Она притворно ужаснулась:

— Ах, уж ты, пожалуйста, извиняй меня, Настя, что я забыла тебе доложить.

— Ничего, Шелоро, ты еще успеешь отчитаться об этом там.

И движением подбородка девушка повела в сторону раскрытых настежь дверей клуба и, не задерживаясь, тут же скрылась в них.

А вслед за нею, как будто до этого ее одной только и недоставало здесь, как по команде, хлынули в клуб все остальные.


Под потолком, медленно накаляясь от движка, застучавшего на окраине поселка, забрезжили все сто матовых свечек большой люстры и затопили желтоватым половодьем неяркого света заполненный людьми зал клуба. Не успевшие захватить места на откидных стульях располагались стоя вдоль стен, а ребятишки устраивались прямо на полу. В наступающей тишине хлопнуло сиденье последнего стула.

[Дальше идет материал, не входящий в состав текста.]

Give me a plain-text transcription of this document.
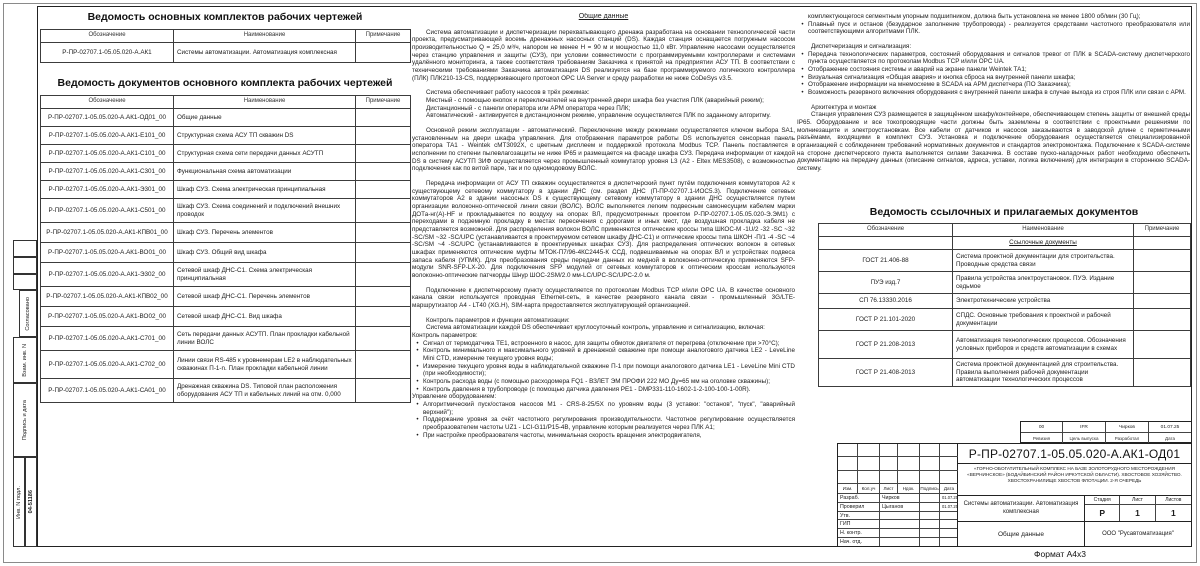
Согласовано
Взам. инв. N
Подпись и дата
Инв. N подл. 04-51186
Ведомость основных комплектов рабочих чертежей
Обозначение	Наименование	Примечание
Р-ПР-02707.1-05.05.020-А.АК1	Системы автоматизации. Автоматизация комплексная	
Ведомость документов основного комплекта рабочих чертежей
Обозначение	Наименование	Примечание
Р-ПР-02707.1-05.05.020-А.АК1-ОД01_00	Общие данные	
Р-ПР-02707.1-05.05.020-А.АК1-Е101_00	Структурная схема АСУ ТП скважин DS	
Р-ПР-02707.1-05.05.020-А.АК1-С101_00	Структурная схема сети передачи данных АСУТП	
Р-ПР-02707.1-05.05.020-А.АК1-С301_00	Функциональная схема автоматизации	
Р-ПР-02707.1-05.05.020-А.АК1-Э301_00	Шкаф СУЗ. Схема электрическая принципиальная	
Р-ПР-02707.1-05.05.020-А.АК1-С501_00	Шкаф СУЗ. Схема соединений и подключений внешних проводок	
Р-ПР-02707.1-05.05.020-А.АК1-КПВ01_00	Шкаф СУЗ. Перечень элементов	
Р-ПР-02707.1-05.05.020-А.АК1-ВО01_00	Шкаф СУЗ. Общий вид шкафа	
Р-ПР-02707.1-05.05.020-А.АК1-Э302_00	Сетевой шкаф ДНС-С1. Схема электрическая принципиальная	
Р-ПР-02707.1-05.05.020-А.АК1-КПВ02_00	Сетевой шкаф ДНС-С1. Перечень элементов	
Р-ПР-02707.1-05.05.020-А.АК1-ВО02_00	Сетевой шкаф ДНС-С1. Вид шкафа	
Р-ПР-02707.1-05.05.020-А.АК1-С701_00	Сеть передачи данных АСУТП. План прокладки кабельной линии ВОЛС	
Р-ПР-02707.1-05.05.020-А.АК1-С702_00	Линии связи RS-485 к уровнемерам LE2 в наблюдательных скважинах П-1-n. План прокладки кабельной линии	
Р-ПР-02707.1-05.05.020-А.АК1-СА01_00	Дренажная скважина DS. Типовой план расположения оборудования АСУ ТП и кабельных линий на отм. 0,000	
Общие данные

Система автоматизации и диспетчеризации перехватывающего дренажа разработана на основании технологической части проекта, предусматривающей восемь дренажных насосных станций (DS). Каждая станция оснащается погружным насосом производительностью Q = 25,0 м³/ч, напором не менее Н = 90 м и мощностью 11,0 кВт. Управление насосами осуществляется через станцию управления и защиты (СУЗ), при условии совместимости с программируемыми контроллерами и системами удалённого мониторинга, а также соответствия требованиям Заказчика к принятой на предприятии АСУ ТП. В соответствии с техническими требованиями Заказчика автоматизация DS реализуется на базе программируемого логического контроллера (ПЛК) ПЛК210-13-CS, поддерживающего протокол OPC UA Server и среду разработки не ниже CoDeSys v3.5.

Система обеспечивает работу насосов в трёх режимах:

Местный - с помощью кнопок и переключателей на внутренней двери шкафа без участия ПЛК (аварийный режим);

Дистанционный - с панели оператора или АРМ оператора через ПЛК;

Автоматический - активируется в дистанционном режиме, управление осуществляется ПЛК по заданному алгоритму.

Основной режим эксплуатации - автоматический. Переключение между режимами осуществляется ключом выбора SA1, установленным на двери шкафа управления. Для отображения параметров работы DS используется сенсорная панель оператора ТА1 - Weintek cMT3092X, с цветным дисплеем и поддержкой протокола Modbus TCP. Панель поставляется в исполнении по степени пылевлагозащиты не ниже IP65 и размещается на фасаде шкафа СУЗ. Передача информации от каждой DS в систему АСУТП ЗИФ осуществляется через промышленный коммутатор уровня L3 (А2 - Eltex MES3508), с возможностью подключения как по витой паре, так и по одномодовому ВОЛС.

Передача информации от АСУ ТП скважин осуществляется в диспетчерский пункт путём подключения коммутаторов А2 к существующему сетевому коммутатору в здании ДНС (см. раздел ДНС (П-ПР-02707.1-ИОС5.3). Подключение сетевых коммутаторов А2 в здании насосных DS к существующему сетевому коммутатору в здании ДНС осуществляется путем организации волоконно-оптической линии связи (ВОЛС). ВОЛС выполняется легким подвесным самонесущим кабелем марки ДОТа-нг(А)-HF и прокладывается по воздуху на опорах ВЛ, предусмотренных проектом Р-ПР-02707.1-05.05.020-Э.ЭМ1) с переходами в подземную прокладку в местах пересечения с дорогами и иных мест, где воздушная прокладка кабеля не представляется возможной. Для распределения волокон ВОЛС применяются оптические кроссы типа ШКОС-М -1U/2 -32 -SC ~32 -SC/SM ~32 -SC/UPC (устанавливается в проектируемом сетевом шкафу ДНС-С1) и оптические кроссы типа ШКОН -П/1 -4 -SC ~4 -SC/SM ~4 -SC/UPC (устанавливаются в проектируемых шкафах СУЗ). Для распределения оптических волокон в сетевых шкафах применяются оптические муфты МТОК-П7/96-4КС2445-К ССД, подвешиваемые на опорах ВЛ и устройствах подвеса запаса кабеля (УПМК). Для преобразования среды передачи данных из медной в волоконно-оптическую применяются SFP-модули SNR-SFP-LX-20. Для подключения SFP модулей от сетевых коммутаторов к оптическим кроссам используются волоконно-оптические патчкорды Шнур ШОС-2SM/2.0 мм-LC/UPC-SC/UPC-2.0 м.

Подключение к диспетчерскому пункту осуществляется по протоколам Modbus TCP и/или OPC UA. В качестве основного канала связи используется проводная Ethernet-сеть, в качестве резервного канала связи - промышленный 3G/LTE-маршрутизатор А4 - LT40 (XG.H), SIM-карта предоставляется эксплуатирующей организацией.

Контроль параметров и функции автоматизации:

Система автоматизации каждой DS обеспечивает круглосуточный контроль, управление и сигнализацию, включая:

Контроль параметров:

• Сигнал от термодатчика ТЕ1, встроенного в насос, для защиты обмоток двигателя от перегрева (отключение при >70°С);
• Контроль минимального и максимального уровней в дренажной скважине при помощи аналогового датчика LE2 - LeveLine Mini CTD, измерение текущего уровня воды;
• Измерение текущего уровня воды в наблюдательной скважине П-1 при помощи аналогового датчика LE1 - LeveLine Mini CTD (при необходимости);
• Контроль расхода воды (с помощью расходомера FQ1 - ВЗЛЕТ ЭМ ПРОФИ 222 МО Ду=65 мм на оголовке скважины);
• Контроль давления в трубопроводе (с помощью датчика давления РЕ1 - DMP331-110-1602-1-2-100-100-1-00R).

Управление оборудованием:

• Алгоритмический пуск/останов насосов М1 - CRS-8-25/5X по уровням воды (3 уставки: "останов", "пуск", "аварийный верхний");
• Поддержание уровня за счёт частотного регулирования производительности. Частотное регулирование осуществляется преобразователем частоты UZ1 - LCI-G11/P15-4В, управление которым реализуется через ПЛК А1;
• При настройке преобразователя частоты, минимальная скорость вращения электродвигателя,

комплектующегося сегментным упорным подшипником, должна быть установлена не менее 1800 об/мин (30 Гц);

• Плавный пуск и останов (безударное заполнение трубопровода) - реализуется средствами частотного преобразователя или соответствующими алгоритмами ПЛК.

Диспетчеризация и сигнализация:

• Передача технологических параметров, состояний оборудования и сигналов тревог от ПЛК в SCADA-систему диспетчерского пункта осуществляется по протоколам Modbus TCP и/или OPC UA.
• Отображение состояния системы и аварий на экране панели Weintek ТА1;
• Визуальная сигнализация «Общая авария» и кнопка сброса на внутренней панели шкафа;
• Отображение информации на мнемосхеме в SCADA на АРМ диспетчера (ПО Заказчика);
• Возможность резервного включения оборудования с внутренней панели шкафа в случае выхода из строя ПЛК или связи с АРМ.

Архитектура и монтаж

Станция управления СУЗ размещается в защищённом шкафу/контейнере, обеспечивающем степень защиты от внешней среды IP65. Оборудование и все токопроводящие части должны быть заземлены в соответствии с проектными решениями по молниезащите и электроустановкам. Все кабели от датчиков и насосов заказываются в заводской длине с герметичными разъёмами, входящими в комплект СУЗ. Установка и подключение оборудования осуществляется специализированной организацией с соблюдением требований нормативных документов и стандартов электромонтажа. Подключение к SCADA-системе на стороне диспетчерского пункта выполняется силами Заказчика. В составе пуско-наладочных работ необходимо обеспечить документацию на передачу данных (описание сигналов, адреса, уставки, логика включения) для интеграции в стороннюю SCADA-систему.

Ведомость ссылочных и прилагаемых документов
Обозначение	Наименование	Примечание
	Ссылочные документы	
ГОСТ 21.406-88	Система проектной документации для строительства. Проводные средства связи	
ПУЭ изд.7	Правила устройства электроустановок. ПУЭ. Издание седьмое	
СП 76.13330.2016	Электротехнические устройства	
ГОСТ Р 21.101-2020	СПДС. Основные требования к проектной и рабочей документации	
ГОСТ Р 21.208-2013	Автоматизация технологических процессов. Обозначения условных приборов и средств автоматизации в схемах	
ГОСТ Р 21.408-2013	Система проектной документацией для строительства. Правила выполнения рабочей документации автоматизации технологических процессов	
00	IFR	Чирков	01.07.25
Ревизия	Цель выпуска	Разработал	Дата
Изм.	Кол.уч	Лист	Ндок.	Подпись	Дата
Разраб.	Чирков	01.07.25
Проверил	Цыганов	01.07.25
Утв.
ГИП
Н. контр.
Нач. отд.
Р-ПР-02707.1-05.05.020-А.АК1-ОД01
«ГОРНО-ОБОГАТИТЕЛЬНЫЙ КОМПЛЕКС НА БАЗЕ ЗОЛОТОРУДНОГО МЕСТОРОЖДЕНИЯ «ВЕРНИНСКОЕ» (БОДАЙБИНСКИЙ РАЙОН ИРКУТСКОЙ ОБЛАСТИ). ХВОСТОВОЕ ХОЗЯЙСТВО. ХВОСТОХРАНИЛИЩЕ ХВОСТОВ ФЛОТАЦИИ. 2-Я ОЧЕРЕДЬ
Системы автоматизации. Автоматизация комплексная
Стадия	Лист	Листов
Р	1	1
Общие данные	ООО "Русавтоматизация"
Формат А4х3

За столом встал председатель — темнолицый, с ежиком жестких, как проволока, седых волос, учитель-пенсионер Николай Петрович, и на пиджаке у него, сталкиваясь, колыхнулись медали на муаровых подвесках.

— Уважаемые заседатели товарищеского суда приглашаются на свои места, а защитник с обвинителем на свои.

Хозяйка придорожной хижины-корчмы, поясняя, наклонилась к постоялице:

— У нас все честь по чести, хоть и называется товарищеский суд. Николай Петрович не любит, чтобы абы как.

Мужчина с ковыльно-белыми, но еще не завядшими, а молодечески подкручиваемыми кверху усами и женщина с иссеченным морщинами грустным лицом учительницы поднялись из первого ряда по ступенькам на сцену и сели по обе руки от председателя за столом, покрытым сукном мышастого цвета. Хозяйка корчмы и тут проворчала над ухом у соседки:

— Уж не догадались для этого дела какого-нибудь другого матерьялу набрать. Я каждый раз как на эту серую шкуру взгляну, так сразу же и немецкие шинеля вспоминаю… А вот и моя Настя на свое прокурорское место идет. — И она больно ткнула постоялицу под ребро костяшками пальцев.

Девушка в оранжевой кофточке и в синих брюках, колыхая на затылке жгутом черносмолистых волос, перехваченных белой ленточкой, спустилась пр проходу из глубины покатого зала и села перед столом президиума в первом ряду.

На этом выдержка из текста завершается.